If you really feel that you must have some form of spam protection, make it obvious from the beginning. If Captcha pops up, after I have hit the submit button, there is a very good chance I will never see it. By the time word verification pops up, I will have moved on, oblivious to the fact that you never got my witty comment.

Amanda at Coping with Frugality asks readers to check a box to prove they are human when they leave a comment.
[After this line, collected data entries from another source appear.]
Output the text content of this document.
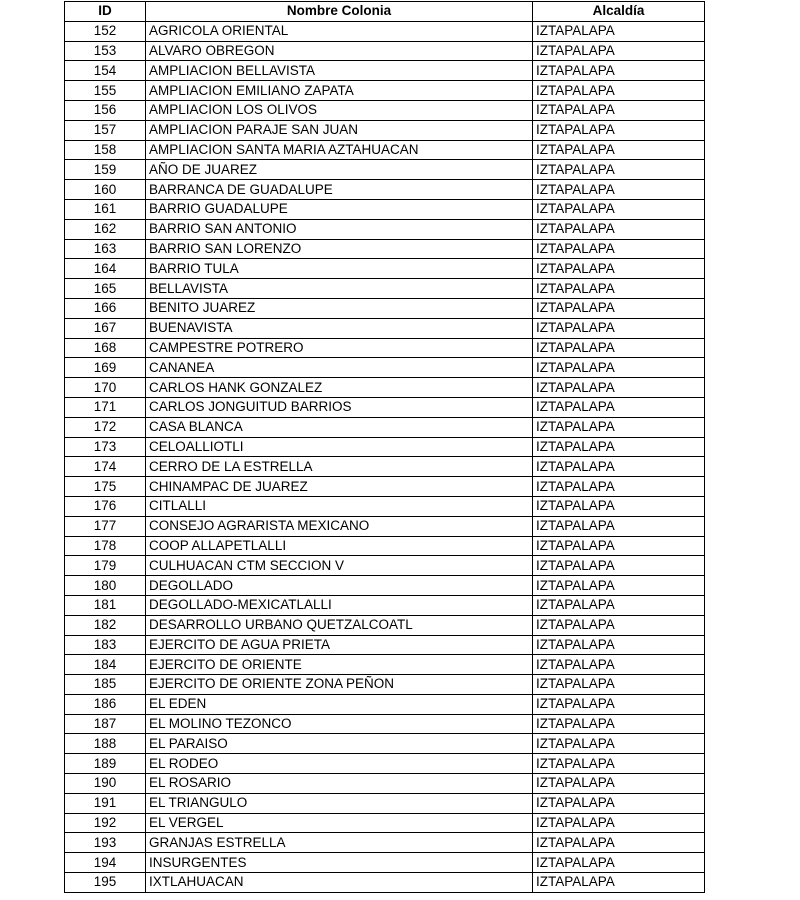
ID	Nombre Colonia	Alcaldía
152	AGRICOLA ORIENTAL	IZTAPALAPA
153	ALVARO OBREGON	IZTAPALAPA
154	AMPLIACION BELLAVISTA	IZTAPALAPA
155	AMPLIACION EMILIANO ZAPATA	IZTAPALAPA
156	AMPLIACION LOS OLIVOS	IZTAPALAPA
157	AMPLIACION PARAJE SAN JUAN	IZTAPALAPA
158	AMPLIACION SANTA MARIA AZTAHUACAN	IZTAPALAPA
159	AÑO DE JUAREZ	IZTAPALAPA
160	BARRANCA DE GUADALUPE	IZTAPALAPA
161	BARRIO GUADALUPE	IZTAPALAPA
162	BARRIO SAN ANTONIO	IZTAPALAPA
163	BARRIO SAN LORENZO	IZTAPALAPA
164	BARRIO TULA	IZTAPALAPA
165	BELLAVISTA	IZTAPALAPA
166	BENITO JUAREZ	IZTAPALAPA
167	BUENAVISTA	IZTAPALAPA
168	CAMPESTRE POTRERO	IZTAPALAPA
169	CANANEA	IZTAPALAPA
170	CARLOS HANK GONZALEZ	IZTAPALAPA
171	CARLOS JONGUITUD BARRIOS	IZTAPALAPA
172	CASA BLANCA	IZTAPALAPA
173	CELOALLIOTLI	IZTAPALAPA
174	CERRO DE LA ESTRELLA	IZTAPALAPA
175	CHINAMPAC DE JUAREZ	IZTAPALAPA
176	CITLALLI	IZTAPALAPA
177	CONSEJO AGRARISTA MEXICANO	IZTAPALAPA
178	COOP ALLAPETLALLI	IZTAPALAPA
179	CULHUACAN CTM SECCION V	IZTAPALAPA
180	DEGOLLADO	IZTAPALAPA
181	DEGOLLADO-MEXICATLALLI	IZTAPALAPA
182	DESARROLLO URBANO QUETZALCOATL	IZTAPALAPA
183	EJERCITO DE AGUA PRIETA	IZTAPALAPA
184	EJERCITO DE ORIENTE	IZTAPALAPA
185	EJERCITO DE ORIENTE ZONA PEÑON	IZTAPALAPA
186	EL EDEN	IZTAPALAPA
187	EL MOLINO TEZONCO	IZTAPALAPA
188	EL PARAISO	IZTAPALAPA
189	EL RODEO	IZTAPALAPA
190	EL ROSARIO	IZTAPALAPA
191	EL TRIANGULO	IZTAPALAPA
192	EL VERGEL	IZTAPALAPA
193	GRANJAS ESTRELLA	IZTAPALAPA
194	INSURGENTES	IZTAPALAPA
195	IXTLAHUACAN	IZTAPALAPA
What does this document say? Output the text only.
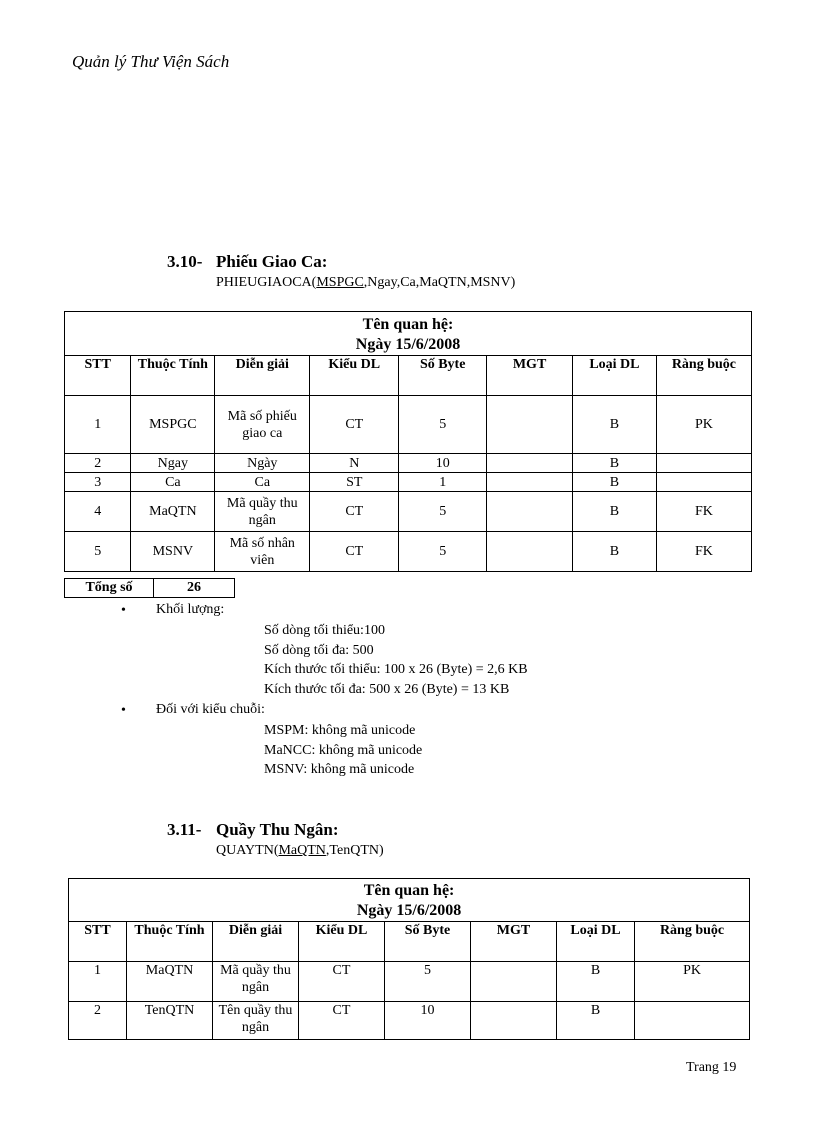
Quản lý Thư Viện Sách
3.10- Phiếu Giao Ca:
PHIEUGIAOCA(MSPGC,Ngay,Ca,MaQTN,MSNV)
Tên quan hệ:
Ngày 15/6/2008							

STT	Thuộc Tính	Diễn giải	Kiểu DL	Số Byte	MGT	Loại DL	Ràng buộc
1	MSPGC	Mã số phiếu giao ca	CT	5		B	PK
2	Ngay	Ngày	N	10		B	
3	Ca	Ca	ST	1		B	
4	MaQTN	Mã quầy thu ngân	CT	5		B	FK
5	MSNV	Mã số nhân viên	CT	5		B	FK
Tổng số	26
• Khối lượng:
Số dòng tối thiểu:100
Số dòng tối đa: 500
Kích thước tối thiểu: 100 x 26 (Byte) = 2,6 KB
Kích thước tối đa: 500 x 26 (Byte) = 13 KB
• Đối với kiểu chuỗi:
MSPM: không mã unicode
MaNCC: không mã unicode
MSNV: không mã unicode
3.11- Quầy Thu Ngân:
QUAYTN(MaQTN,TenQTN)
Tên quan hệ:
Ngày 15/6/2008							

STT	Thuộc Tính	Diễn giải	Kiểu DL	Số Byte	MGT	Loại DL	Ràng buộc
1	MaQTN	Mã quầy thu ngân	CT	5		B	PK
2	TenQTN	Tên quầy thu ngân	CT	10		B	
Trang 19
It is obvious, it is easy, and since it does not involve squiggly letters, it is passes the humane test.

Tammy, from Tammy’s Recipes, asks commenters to answer a simple math problem. Again, it is obvious and easy. Not as easy as checking a box, but since the numbers are not camouflaged and the answer never involves more than 2 digits, it is doable even at 2:00 in the morning.

If you verify all comments before publishing, let your commenters know as early in the process as possible. If it isn’t obvious that the comment will not be published until you have approved it, a commenter might think they have made a mistake and leave the comment again, and again, and again. Then after realizing that you’re one of those “comment approvers”, leave you another comment telling you how embarrassed they are and ask you to delete 2 of the 3 comments they left and then they have to add a P.S. telling you not to publish this last comment asking you to delete all the others. And what is not said is that you have just wasted a lot of that reader’s time and they are leaving your blog annoyed.

Pick your poison! Do not use spam guard and comment verification. People are taking time from their busy day to leave you a response, do not make them regret it!

If I have not offended you with this post then you must make it easy for your readers to comment. Leave me a note in the comments, so I can come visit you!

Comments

  1. Annie says:

    I have a Blogger blog, but I use Intense Debate for comments. I don’t think I have word verification turned on, but because I’m always logged in, I can’t really tell what it looks like to a non-admin reader.

    I do have my comments set to be moderated. If I don’t do that, I end up missing far to many of them. At this point, my blog is small enough that I can (and do try to) respond to each comment if I know it’s there.

    • Alea Milham says:

      I just visited your site from a my regular computer and from a computer that I don’t use to visit blogs and was able to easily leave a comment from both (though there is a chance that intense debates recognizes my email. I should try leaving a comment using a different email). I didn’t encounter word verification and your comment moderation notice is very obvious. You pass the humane test. :)

  2. Jimmie says:

    Offended! No way! Thank you for telling bloggers just how bad Capcha codes are. Very unwelcoming and not a bit user friendly.

  3. Diane says:

    I have word press and I still have checked( Comment author must fill out name and e-mail ) I unchecked ( Users must be registered and logged in to comment ) Is that right? Thanks for all the great infromation you are providing. Hope my question isn’t to obvious lol!

    • Alea Milham says:

      That is exactly right! If you require people to be logged in, only bloggers will comment. Most of your regular readers will be too intimidated to leave a comment.

      If you ever have a question, drop me an email. Most of my posts are inspired by email questions from fellow bloggers.

  4. Great post! I’ve never thought about that before, but you’re right. It’s so annoying trying to read those squiggly letters and I end up refreshing it so many times that I get frustrated. Just changed mine to NO. I know you’ve commented several times on my blog. Sorry!!

  5. Sine says:

    Love this! I went back and forth between Blogger’s word verification on and off – if it’s on, it’s impossible to leave comments because no human can read those words, but if it’s off, then yes, the spam filter does a great job catching spam, but I still get a million emails from my blog notifying me of viagra comments. I just installed Intense Debate with CommentLuv plugin – do you know if that will mean I will still get those Spam emails? Or does Intense Debate somehow filter them out before I even get notified (I checked that Akismet spam filter thingy).